The Tianhe-2 supercomputer, built by China’s National University of Defense Technology (NUDT), scored the top spot in the semi-annual competition run by the Top500 Supercomputing site, with performance more than twice that of the nearest competitor—the U.S.-built Titan that previously held the number-one spot.
Tianhe-2’s score of 33.86 petaflops per second on the Linmark benchmark for sustained performance is even more notable because many of the components that delivered that power were developed in China rather than adapted from Western systems, according to Top500 Editor Jack Dongarra.
Tianhe-2 is built using a total of 3,120,000 computing cores divided among 16,000 nodes, each of which support two Intel Xeon Ivy Bridge processors and three Xeon Phi graphics processors. The Tianhe-2’s mix of CPUs and high-performing GPUs (which act as accelerators by taking much of the graphics effort away from the CPUs) is actually becoming fairly standard at the top of the supercomputing list, according to Dongarra, a draft of whose detailed report gave an early peek at the Tianhe-2 in the weeks before results were announced.

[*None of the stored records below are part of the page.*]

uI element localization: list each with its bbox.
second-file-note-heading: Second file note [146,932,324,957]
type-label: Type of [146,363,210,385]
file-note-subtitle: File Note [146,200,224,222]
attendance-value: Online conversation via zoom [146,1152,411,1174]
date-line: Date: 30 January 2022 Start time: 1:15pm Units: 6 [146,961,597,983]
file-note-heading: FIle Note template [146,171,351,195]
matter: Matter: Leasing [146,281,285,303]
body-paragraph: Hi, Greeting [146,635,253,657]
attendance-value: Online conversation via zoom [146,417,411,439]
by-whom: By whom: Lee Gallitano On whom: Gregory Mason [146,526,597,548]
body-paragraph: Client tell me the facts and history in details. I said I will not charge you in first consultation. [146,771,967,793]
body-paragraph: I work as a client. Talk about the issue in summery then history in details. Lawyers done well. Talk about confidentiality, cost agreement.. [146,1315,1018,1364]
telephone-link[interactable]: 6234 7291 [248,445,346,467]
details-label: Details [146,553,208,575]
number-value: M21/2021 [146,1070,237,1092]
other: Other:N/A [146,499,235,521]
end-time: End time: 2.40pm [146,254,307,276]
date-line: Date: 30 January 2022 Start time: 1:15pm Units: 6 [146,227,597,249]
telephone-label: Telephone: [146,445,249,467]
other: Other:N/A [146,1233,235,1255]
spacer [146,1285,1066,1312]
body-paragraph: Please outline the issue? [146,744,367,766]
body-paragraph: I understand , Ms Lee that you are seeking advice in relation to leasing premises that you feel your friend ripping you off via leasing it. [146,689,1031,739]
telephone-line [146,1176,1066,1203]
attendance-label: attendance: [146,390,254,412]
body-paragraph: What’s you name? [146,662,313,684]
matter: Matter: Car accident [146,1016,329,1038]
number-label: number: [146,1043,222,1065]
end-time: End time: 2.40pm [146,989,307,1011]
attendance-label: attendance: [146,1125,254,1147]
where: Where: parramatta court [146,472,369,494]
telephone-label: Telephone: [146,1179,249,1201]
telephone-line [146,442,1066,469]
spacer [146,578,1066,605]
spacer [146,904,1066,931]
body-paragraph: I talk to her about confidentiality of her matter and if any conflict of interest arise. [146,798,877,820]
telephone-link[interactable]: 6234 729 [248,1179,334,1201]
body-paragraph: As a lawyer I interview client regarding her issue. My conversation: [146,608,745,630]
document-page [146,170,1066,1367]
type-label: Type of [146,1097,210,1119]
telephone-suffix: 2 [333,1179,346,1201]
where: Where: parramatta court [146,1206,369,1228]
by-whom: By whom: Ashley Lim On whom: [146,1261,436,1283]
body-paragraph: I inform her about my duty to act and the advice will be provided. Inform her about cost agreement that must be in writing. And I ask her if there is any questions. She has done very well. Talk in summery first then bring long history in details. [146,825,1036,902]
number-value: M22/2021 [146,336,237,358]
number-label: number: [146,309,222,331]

In all, 54 of the top 500 supercomputers used architecture based on accelerator/co-processors—of which 39 use Nvidia chips, three use ATI Radeon and 11 use Intel’s Xeon PHI.
Despite the reliance on Intel processors, the Chinese-developed technology within Tianhe-2 and its predecessor, the former Top500 No.1 supercomputer Tianhe-1, shows that China’s abilities in high-performance computing are catching up with those of the U.S., Dongarra wrote: “Most of the features of the system were developed in China, and they are only using Intel for the main compute part.” In other words, “the interconnect, operating system, front-end processors and software are mainly Chinese.”
China has 55 Top500-listed supercomputers, ahead of every other country except the U.S., which has 252. The next-closest nation on the list is Japan, with 30 supercomputers. In Europe, the U.K. leads with 29, followed by France with 29 and Germany with 19.
Competing for top honors in supercomputing is more than the IT equivalent of a space race between political rivals, however. High-performance computing—up to and including supercomputers—are becoming far more important elements in the data-driven management and design functions in major corporations.
Sales of supercomputers rose 65 percent between 2009 and 2010, and another 29 percent between 2011 and 2012, according to a report on the global technical server market released this month by market researcher IDC. “HPC technical servers, especially supercomputers, have been closely linked not only to scientific advances but also to industrial innovation and economic competitiveness,” wrote Earl Joseph, head of technical computing at IDC and lead author of the report.
That kind of computing power seems like drastic overkill for the needs of most corporations, but supercomputers have increasingly been used by even mid-sized firms for everything from detailed simulations of truck aerodynamics to packaging.
The same CPU/co-processor architecture in supercomputers is also taking over the lower-end, enterprise-class high-performance computing market as well, according to an IDC market survey published this week. Only 28 percent of HPC servers used the architecture in 2011, compared to 77 percent now, that report showed. Two thirds of the HPC end-user sites polled by IDC use HPC systems for big-data analytics, which make up an average of 30 percent of the total workload of those servers.
Most of the elite supercomputers in the Top500, however, are dedicated to scientific or defense work. Titan, the former Top500 title holder and a Cray, Inc. XK7 system, is one of the few “open” supercomputers that can be used by outside researchers who request permission from the owners.